Editor's note: This is the fourth in a series of Psoriasis Advance articles about health risks associated with psoriasis. Previous articles discussed overall health risks, the risk of developing heart disease and a potential cancer link. This and future articles will look at individual health conditions (doctors call them comorbidities) associated with psoriasis.
Medical specialists know that psoriasis is associated with other disorders that fall under the umbrella term "metabolic syndrome."
Several health organizations use varying definitions for diagnosing metabolic syndrome, but according to guidelines developed by the National Cholesterol Education Program, with modifications by the American Heart Association, you have metabolic syndrome if you have three or more of these characteristics:
- Obesity: a waist size greater than 35 inches for women and 40 inches for men.

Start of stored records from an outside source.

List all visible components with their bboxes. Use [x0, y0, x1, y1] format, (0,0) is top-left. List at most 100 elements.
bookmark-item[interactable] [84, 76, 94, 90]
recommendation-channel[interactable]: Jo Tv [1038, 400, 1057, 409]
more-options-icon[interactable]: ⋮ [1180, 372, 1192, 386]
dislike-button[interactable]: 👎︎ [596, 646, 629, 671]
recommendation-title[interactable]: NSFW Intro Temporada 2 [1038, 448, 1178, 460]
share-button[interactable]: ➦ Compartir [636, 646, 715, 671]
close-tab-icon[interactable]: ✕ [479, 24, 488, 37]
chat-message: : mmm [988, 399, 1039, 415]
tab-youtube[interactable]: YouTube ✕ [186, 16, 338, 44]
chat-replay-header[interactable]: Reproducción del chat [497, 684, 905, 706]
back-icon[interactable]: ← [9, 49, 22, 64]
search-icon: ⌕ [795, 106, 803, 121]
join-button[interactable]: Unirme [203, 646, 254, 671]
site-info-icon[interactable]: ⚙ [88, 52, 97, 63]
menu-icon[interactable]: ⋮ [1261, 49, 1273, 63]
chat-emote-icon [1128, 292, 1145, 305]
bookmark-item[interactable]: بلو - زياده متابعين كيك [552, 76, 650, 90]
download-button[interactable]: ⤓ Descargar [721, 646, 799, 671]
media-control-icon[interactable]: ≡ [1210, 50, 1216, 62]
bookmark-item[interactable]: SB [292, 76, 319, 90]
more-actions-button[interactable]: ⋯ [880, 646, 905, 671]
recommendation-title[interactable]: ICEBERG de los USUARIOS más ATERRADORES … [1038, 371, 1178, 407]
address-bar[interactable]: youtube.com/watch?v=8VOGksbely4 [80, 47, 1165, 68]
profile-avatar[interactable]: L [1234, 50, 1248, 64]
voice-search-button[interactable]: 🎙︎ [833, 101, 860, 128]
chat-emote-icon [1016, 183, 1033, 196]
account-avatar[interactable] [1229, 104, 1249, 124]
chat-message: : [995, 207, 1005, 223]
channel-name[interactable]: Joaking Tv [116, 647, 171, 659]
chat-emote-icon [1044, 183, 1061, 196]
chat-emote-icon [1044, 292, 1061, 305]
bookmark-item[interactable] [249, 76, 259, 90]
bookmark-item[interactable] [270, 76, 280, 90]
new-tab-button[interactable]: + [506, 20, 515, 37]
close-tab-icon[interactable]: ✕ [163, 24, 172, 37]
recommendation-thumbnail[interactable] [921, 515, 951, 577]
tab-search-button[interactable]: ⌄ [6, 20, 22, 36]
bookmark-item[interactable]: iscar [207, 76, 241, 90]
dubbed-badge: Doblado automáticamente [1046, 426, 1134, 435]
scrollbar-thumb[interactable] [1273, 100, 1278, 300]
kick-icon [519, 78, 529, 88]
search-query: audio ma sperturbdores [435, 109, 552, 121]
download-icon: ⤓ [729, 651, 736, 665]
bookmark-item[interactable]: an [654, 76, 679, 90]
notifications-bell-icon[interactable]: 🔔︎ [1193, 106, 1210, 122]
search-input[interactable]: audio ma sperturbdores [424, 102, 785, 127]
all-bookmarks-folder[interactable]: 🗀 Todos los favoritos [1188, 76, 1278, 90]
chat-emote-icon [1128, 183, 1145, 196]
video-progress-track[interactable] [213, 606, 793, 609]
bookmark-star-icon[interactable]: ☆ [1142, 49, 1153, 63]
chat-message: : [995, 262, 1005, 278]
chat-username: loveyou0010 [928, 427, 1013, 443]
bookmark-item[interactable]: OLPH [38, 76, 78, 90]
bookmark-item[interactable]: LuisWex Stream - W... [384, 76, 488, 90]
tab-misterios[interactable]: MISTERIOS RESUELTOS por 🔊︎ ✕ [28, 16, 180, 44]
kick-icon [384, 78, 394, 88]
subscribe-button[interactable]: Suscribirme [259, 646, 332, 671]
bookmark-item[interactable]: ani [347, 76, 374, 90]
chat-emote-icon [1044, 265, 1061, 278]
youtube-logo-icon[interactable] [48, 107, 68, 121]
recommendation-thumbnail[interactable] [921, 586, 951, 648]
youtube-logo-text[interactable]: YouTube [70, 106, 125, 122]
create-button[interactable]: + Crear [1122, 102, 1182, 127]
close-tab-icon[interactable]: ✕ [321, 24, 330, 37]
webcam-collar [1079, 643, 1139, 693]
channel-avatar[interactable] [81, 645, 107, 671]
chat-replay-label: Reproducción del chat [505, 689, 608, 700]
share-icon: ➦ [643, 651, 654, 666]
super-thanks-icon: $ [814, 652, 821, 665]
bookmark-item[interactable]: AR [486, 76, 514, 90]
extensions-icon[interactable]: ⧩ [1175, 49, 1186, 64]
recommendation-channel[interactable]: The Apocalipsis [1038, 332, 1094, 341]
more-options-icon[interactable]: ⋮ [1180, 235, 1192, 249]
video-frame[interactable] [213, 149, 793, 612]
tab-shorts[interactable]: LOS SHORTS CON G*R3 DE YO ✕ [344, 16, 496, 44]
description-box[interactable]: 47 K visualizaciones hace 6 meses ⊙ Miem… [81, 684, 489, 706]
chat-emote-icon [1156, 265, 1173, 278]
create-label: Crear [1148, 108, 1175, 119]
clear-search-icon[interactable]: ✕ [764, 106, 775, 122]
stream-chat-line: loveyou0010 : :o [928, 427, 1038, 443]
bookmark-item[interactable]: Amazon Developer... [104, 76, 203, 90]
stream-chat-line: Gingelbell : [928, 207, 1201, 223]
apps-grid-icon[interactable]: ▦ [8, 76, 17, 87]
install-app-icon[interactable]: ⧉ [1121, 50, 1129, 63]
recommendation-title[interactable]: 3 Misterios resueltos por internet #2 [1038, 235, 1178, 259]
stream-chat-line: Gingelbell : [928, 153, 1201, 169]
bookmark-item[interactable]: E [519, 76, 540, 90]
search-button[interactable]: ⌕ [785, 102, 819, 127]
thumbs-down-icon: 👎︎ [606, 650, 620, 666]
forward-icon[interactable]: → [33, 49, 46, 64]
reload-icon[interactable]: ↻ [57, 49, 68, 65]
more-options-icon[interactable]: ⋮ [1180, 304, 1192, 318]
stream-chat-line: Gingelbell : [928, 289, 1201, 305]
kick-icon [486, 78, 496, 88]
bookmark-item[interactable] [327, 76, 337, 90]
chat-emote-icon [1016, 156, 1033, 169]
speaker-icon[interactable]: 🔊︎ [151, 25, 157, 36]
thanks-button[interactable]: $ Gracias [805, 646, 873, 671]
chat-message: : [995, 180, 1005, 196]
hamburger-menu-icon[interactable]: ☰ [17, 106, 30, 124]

Certain genetic risk factors, such as having a family history of diabetes or being of Asian descent, lower the waist circumference limit: If you have one of these genetic risk factors, waist size limits are 31 to 35 inches for women and 37 to 39 inches for men.
- Abnormal blood cholesterol levels: either elevated triglycerides (a type of fat in the blood) or low levels of HDL (the "good cholesterol")
- High blood pressure
- Diabetes or insulin resistance
Metabolic syndrome has been estimated to affect up to 24 percent of American adults, with the highest prevalence in people ages 60 through 69.
One 2009 study showed that older age as well as greater severity and surface of the body covered by psoriasis were associated with an increased likelihood of having metabolic syndrome, whereas the length of time a patient has had psoriasis and the type of the disease did not affect the risk.
As a chronic inflammatory condition, psoriasis contributes to the increased risk for developing metabolic syndrome, according to Dr. M. Alan Menter, chairman of the psoriasis research unit of Baylor Research Institute at Baylor University Medical Center in Dallas.
Menter co-authored a study, "Psoriasis and the metabolic syndrome," published in the June 2008 Journal of Drugs in Dermatology. The study found that people with metabolic syndrome were up to 2 1/2 times more likely to develop coronary heart disease during an 11-year follow-up period than those who did not have metabolic syndrome. The risk increases as patients acquire additional disorders that are associated with metabolic syndrome.
In addition, the study found that people with metabolic syndrome have a higher risk of dying of heart attack or cardiovascular disease.
Menter and his co-authors advise that patients with psoriasis should be evaluated for risk factors of metabolic syndrome and provided appropriate treatment, if necessary. Further studies are needed to determine whether drugs such as so-called TNF inhibitors that sometimes are prescribed for psoriasis treatment could also improve associated metabolic syndrome or cardiovascular risks.
What you can do
You can do something about your risk of metabolic syndrome and its complications such as diabetes, stroke and heart disease. Start by making these lifestyle changes, as recommended by the Mayo Clinic:
- Lose weight. Losing as little as 5 percent to 10 percent of your body weight can reduce insulin levels and blood pressure, and decrease your risk of diabetes.
- Exercise. Doctors recommend getting 30 to 60 minutes of moderate-intensity exercise, such as brisk walking, every day.
- Stop smoking. Smoking cigarettes increases insulin resistance and worsens the health consequences of metabolic syndrome.
- Eat fiber-rich foods. Make sure you include whole grains, beans, fruits and vegetables in your grocery cart. These items are packed with dietary fiber, which can lower your insulin levels.